Вторая половинка ножниц потом все же находилась, веревка, удерживающая лодку, разрезалась, и я продолжала красочный, но не очень интересный квест.
– Данечка, – впервые за все время я разрыдалась, – у меня теперь есть две половинки ножниц, а смысла в этом никакого!
Я опаздываю.
– Ваша пицца скоро будет готова.
Черноглазый юноша с румянцем на смуглых щеках смотрит виновато.
– Извините, что так долго. Мы дадим вам вторую в подарок.
– Спасибо, не нужно. Я вернусь через пять минут.
Дюжина нераспустившихся нарциссов связана тонкой резинкой, нераскрывшиеся вытянутые головки повисли.
– Если я стану больше грешить, это развеселит вас?
Отец Джон снова задумывается.
– Не могу сказать, что мне грустно.
– Не грустно. Я вижу, вам бывает скучно без угодного Господу разнообразия.
– Чем же это пахнет? – переводит он разговор. – Будто в очень хороший чай пролили солодового уксуса.
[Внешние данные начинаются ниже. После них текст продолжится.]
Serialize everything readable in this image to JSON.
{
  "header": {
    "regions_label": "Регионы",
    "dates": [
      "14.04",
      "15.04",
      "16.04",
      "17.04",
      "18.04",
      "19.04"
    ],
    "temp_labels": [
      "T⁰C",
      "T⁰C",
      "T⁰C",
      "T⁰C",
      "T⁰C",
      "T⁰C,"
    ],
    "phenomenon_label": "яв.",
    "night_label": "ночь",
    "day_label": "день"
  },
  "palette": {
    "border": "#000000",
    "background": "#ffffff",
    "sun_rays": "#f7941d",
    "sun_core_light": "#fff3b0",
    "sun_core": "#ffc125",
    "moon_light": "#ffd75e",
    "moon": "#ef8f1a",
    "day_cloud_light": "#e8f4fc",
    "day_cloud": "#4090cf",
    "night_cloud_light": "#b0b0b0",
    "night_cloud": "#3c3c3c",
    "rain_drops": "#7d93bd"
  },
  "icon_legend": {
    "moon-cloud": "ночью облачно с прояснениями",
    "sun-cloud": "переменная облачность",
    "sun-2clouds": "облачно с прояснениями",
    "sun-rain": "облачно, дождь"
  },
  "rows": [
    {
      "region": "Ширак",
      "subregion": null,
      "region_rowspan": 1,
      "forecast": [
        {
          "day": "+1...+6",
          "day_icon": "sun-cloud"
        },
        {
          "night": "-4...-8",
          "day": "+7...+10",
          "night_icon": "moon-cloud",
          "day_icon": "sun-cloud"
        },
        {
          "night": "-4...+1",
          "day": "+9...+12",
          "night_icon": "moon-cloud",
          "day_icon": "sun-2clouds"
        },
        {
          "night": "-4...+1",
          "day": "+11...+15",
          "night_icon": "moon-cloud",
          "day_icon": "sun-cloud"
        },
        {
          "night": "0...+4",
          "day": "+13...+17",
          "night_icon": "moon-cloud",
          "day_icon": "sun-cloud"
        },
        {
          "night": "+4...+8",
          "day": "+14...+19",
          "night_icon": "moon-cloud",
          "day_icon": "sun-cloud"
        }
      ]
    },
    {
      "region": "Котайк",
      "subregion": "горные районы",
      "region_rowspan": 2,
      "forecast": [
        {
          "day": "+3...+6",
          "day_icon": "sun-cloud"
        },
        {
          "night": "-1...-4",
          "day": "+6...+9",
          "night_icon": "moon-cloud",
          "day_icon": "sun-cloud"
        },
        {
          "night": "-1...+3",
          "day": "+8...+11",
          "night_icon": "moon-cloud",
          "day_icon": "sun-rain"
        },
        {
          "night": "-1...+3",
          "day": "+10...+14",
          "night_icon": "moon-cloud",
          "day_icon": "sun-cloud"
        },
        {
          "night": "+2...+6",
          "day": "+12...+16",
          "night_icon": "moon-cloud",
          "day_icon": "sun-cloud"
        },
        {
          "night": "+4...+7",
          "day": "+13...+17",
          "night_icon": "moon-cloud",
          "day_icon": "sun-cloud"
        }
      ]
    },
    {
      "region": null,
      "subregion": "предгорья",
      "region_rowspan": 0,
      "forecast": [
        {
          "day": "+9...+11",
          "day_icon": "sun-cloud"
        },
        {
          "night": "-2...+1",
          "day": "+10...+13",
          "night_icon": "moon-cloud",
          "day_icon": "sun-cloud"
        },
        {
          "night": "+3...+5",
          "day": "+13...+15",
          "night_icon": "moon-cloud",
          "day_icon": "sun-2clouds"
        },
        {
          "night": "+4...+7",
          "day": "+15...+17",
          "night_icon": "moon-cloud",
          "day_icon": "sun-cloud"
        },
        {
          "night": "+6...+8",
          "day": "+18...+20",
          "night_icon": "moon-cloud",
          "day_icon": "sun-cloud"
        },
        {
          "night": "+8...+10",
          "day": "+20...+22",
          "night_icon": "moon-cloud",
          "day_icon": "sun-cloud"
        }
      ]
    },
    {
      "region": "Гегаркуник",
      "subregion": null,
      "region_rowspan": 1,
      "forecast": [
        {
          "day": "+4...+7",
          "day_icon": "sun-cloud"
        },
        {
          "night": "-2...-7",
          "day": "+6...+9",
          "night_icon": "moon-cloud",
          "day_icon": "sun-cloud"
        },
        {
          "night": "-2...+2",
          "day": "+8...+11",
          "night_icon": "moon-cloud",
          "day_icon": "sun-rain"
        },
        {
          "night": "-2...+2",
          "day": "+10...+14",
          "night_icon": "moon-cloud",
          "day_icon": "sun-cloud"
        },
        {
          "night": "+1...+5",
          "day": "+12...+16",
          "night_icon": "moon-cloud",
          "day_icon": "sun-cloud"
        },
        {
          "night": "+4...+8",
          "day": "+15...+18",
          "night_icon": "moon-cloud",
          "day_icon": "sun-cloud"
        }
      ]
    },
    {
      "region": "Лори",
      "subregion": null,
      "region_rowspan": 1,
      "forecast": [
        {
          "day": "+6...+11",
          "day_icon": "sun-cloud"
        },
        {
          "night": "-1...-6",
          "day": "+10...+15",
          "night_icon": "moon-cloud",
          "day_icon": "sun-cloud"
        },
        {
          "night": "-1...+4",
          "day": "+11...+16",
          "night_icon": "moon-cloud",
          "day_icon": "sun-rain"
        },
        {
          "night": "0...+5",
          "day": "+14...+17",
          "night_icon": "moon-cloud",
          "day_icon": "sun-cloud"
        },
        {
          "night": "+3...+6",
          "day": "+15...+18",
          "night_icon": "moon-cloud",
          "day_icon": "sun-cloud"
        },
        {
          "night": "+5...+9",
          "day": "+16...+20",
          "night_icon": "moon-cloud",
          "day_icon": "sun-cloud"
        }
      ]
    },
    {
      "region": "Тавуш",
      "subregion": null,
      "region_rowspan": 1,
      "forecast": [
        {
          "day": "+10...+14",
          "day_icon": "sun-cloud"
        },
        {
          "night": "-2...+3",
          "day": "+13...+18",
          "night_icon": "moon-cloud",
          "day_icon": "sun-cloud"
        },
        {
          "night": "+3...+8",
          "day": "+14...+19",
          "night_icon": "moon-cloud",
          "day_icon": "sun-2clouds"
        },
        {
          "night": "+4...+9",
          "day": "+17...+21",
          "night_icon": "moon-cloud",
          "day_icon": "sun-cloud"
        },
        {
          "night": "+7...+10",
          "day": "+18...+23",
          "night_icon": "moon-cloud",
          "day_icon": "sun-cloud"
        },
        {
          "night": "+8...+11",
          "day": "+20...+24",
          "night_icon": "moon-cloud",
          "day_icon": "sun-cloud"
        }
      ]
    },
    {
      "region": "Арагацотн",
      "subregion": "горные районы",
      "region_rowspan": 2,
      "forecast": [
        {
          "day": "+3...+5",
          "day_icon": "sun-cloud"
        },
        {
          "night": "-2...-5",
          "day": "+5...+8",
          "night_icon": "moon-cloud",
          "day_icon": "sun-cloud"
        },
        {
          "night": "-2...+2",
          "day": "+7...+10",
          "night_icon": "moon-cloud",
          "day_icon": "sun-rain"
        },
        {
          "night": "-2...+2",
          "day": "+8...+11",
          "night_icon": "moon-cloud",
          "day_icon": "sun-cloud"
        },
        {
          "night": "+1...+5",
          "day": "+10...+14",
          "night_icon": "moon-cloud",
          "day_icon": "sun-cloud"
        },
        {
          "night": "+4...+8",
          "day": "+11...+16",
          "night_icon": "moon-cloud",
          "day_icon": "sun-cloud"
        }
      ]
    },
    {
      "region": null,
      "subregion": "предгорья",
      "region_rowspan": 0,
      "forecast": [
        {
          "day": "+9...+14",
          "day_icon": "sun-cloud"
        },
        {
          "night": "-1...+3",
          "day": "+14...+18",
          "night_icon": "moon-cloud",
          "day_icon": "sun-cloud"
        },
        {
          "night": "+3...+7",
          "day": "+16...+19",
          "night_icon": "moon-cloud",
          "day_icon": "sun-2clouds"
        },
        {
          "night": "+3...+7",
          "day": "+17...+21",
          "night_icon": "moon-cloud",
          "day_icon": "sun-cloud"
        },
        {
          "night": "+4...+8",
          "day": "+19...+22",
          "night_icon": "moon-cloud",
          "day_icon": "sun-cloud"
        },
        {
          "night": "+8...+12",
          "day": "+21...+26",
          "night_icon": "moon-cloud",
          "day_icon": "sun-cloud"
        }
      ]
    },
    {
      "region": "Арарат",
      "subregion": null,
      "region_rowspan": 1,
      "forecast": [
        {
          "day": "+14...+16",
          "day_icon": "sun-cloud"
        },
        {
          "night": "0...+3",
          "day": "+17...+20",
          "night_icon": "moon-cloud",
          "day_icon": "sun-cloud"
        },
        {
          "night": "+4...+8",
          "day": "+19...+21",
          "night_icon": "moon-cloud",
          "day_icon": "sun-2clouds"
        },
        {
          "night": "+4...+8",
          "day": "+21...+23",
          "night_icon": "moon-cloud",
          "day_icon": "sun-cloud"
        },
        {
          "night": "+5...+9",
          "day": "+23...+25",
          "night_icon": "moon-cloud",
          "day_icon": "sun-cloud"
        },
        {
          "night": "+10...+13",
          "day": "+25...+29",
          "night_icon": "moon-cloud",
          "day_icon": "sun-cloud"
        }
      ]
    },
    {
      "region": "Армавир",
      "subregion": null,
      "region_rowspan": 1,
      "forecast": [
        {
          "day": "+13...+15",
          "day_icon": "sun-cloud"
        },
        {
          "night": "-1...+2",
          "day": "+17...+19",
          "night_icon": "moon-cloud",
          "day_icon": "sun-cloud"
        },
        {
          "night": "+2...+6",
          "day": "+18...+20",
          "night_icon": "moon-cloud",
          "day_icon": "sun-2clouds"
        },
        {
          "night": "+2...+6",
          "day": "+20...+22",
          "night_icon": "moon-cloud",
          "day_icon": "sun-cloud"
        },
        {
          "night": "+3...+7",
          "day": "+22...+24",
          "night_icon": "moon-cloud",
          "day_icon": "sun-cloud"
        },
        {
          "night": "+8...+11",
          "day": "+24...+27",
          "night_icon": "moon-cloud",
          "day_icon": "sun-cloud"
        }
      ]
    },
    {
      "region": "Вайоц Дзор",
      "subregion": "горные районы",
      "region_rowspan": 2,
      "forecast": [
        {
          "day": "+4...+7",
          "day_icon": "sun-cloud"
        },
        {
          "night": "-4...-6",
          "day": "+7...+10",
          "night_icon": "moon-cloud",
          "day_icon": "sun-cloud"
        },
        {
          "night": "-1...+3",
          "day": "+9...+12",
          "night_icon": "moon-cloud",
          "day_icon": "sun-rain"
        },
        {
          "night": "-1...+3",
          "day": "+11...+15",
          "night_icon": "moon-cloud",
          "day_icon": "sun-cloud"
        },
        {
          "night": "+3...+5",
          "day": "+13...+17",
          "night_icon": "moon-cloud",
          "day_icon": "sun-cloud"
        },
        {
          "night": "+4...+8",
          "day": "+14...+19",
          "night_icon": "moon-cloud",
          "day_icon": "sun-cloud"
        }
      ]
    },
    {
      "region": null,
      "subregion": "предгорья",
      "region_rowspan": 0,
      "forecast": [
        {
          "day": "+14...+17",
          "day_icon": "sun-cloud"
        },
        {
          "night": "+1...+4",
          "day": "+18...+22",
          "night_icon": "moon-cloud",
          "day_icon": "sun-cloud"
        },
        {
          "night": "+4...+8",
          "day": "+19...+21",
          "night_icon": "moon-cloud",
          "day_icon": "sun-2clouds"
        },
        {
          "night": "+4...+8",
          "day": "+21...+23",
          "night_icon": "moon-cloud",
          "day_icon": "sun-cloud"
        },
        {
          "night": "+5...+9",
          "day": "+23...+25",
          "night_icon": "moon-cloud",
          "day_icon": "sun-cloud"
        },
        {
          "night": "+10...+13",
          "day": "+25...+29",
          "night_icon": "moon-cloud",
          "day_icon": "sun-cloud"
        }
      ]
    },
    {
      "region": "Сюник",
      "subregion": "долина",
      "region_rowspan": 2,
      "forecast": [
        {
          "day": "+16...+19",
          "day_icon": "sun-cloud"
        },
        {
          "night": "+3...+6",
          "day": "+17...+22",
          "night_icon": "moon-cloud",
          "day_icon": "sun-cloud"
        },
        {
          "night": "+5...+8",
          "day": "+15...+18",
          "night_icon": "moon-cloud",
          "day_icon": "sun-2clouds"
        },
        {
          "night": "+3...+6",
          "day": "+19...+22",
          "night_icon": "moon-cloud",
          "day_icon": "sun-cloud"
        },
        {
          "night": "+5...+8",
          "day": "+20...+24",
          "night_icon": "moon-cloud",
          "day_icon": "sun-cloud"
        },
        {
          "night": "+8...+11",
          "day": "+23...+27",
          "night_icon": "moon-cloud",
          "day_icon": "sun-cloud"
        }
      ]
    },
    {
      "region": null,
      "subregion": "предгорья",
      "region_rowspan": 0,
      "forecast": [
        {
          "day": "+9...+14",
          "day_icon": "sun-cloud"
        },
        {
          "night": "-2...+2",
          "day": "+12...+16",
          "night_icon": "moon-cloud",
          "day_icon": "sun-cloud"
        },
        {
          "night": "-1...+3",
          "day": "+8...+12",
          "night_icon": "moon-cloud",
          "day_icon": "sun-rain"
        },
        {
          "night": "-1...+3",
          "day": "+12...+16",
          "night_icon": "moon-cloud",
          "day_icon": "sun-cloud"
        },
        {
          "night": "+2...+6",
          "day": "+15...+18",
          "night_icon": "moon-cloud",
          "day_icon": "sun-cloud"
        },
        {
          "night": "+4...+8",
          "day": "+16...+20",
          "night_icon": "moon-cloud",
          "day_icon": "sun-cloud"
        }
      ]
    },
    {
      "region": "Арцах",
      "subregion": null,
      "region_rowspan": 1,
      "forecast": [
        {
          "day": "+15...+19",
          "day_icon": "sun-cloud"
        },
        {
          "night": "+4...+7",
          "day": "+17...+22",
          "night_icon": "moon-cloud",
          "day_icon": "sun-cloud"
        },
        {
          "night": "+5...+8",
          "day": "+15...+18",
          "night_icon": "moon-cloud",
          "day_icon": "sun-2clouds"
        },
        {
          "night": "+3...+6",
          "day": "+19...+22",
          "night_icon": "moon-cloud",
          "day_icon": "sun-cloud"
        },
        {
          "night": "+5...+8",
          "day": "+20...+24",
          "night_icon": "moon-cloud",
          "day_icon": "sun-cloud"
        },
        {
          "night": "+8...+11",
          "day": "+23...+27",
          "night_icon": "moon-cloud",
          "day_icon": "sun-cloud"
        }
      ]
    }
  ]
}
– Инжир, лавр, бергамот, – перечисляю я. – Что-то из этого может дать кисловатый оттенок.
– Инжир, – кивает отец Джон, – он же сикомор – библейская смоковница. Закхей сидел в ее кроне, высматривая Иисуса Христа. Он был богат. Точно так же и все люди богаты грехами. Тебе не о чем беспокоиться, и нам всем тоже. А вот пицца может и остыть.
Я оставляю его наедине с моцареллой, песто и ветчиной.
Джун сидит на детском стульчике возле невысоких стеллажей с молитвенниками.
– Привет, – я кладу связку нарциссов на маленький столик рядом.
Она достает молитвенник, тщательно протирает обложку, ставит книгу на место и не спеша берет следующую, показывая, что очень занята.
– Пыль, – Джун трет обложку так, словно на ней присохла грязь.